A proposta gerou discussões interessantes, culminando em artigos envolventes que trouxeram questões relevantes para ampliar reflexões acerca da pesquisa e a metodologia do PesquisarCOM articulada ao feminino na ciência, reconhecendo a importância de considerarmos os riscos da pesquisa, bem como a possibilidade das surpresas e convocações do campo.

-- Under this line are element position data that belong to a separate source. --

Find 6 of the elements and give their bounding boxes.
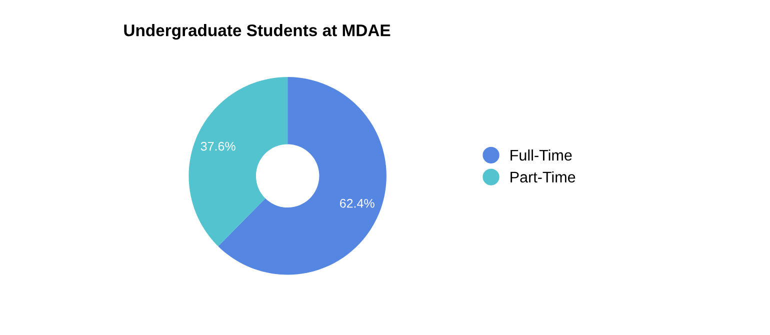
data-label: 62.4% (340, 198, 374, 208)
legend-label: Part-Time (510, 171, 576, 183)
legend-label: Full-Time (510, 149, 572, 161)
chart-title: Undergraduate Students at MDAE (124, 24, 390, 40)
donut-slice (188, 77, 288, 246)
data-label: 37.6% (200, 142, 236, 151)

De lá para cá, muitas mudanças ocorreram tanto no país quanto no mundo, produzindo impactos em diversas áreas do conhecimento, especialmente nas Ciências Sociais. Escrevemos este editorial em um dos piores cenários jamais imaginados por nós: a pandemia da covid-19, a onda negacionista responsável por milhares de mortes no país, a hostilidade à ciência, o trabalho remoto e a sobrecarga de tarefas que atinge sobretudo as mulheres. O impacto da quarentena incide de maneira diferente em diferentes corpos e, nestes tempos, a importância do cuidado escancara as diferenças de gênero. São, em sua maioria, as mulheres que estão nesses espaços de cuidado, seja em relação à saúde pública, seja no que diz respeito às relações de proximidade e intimidade.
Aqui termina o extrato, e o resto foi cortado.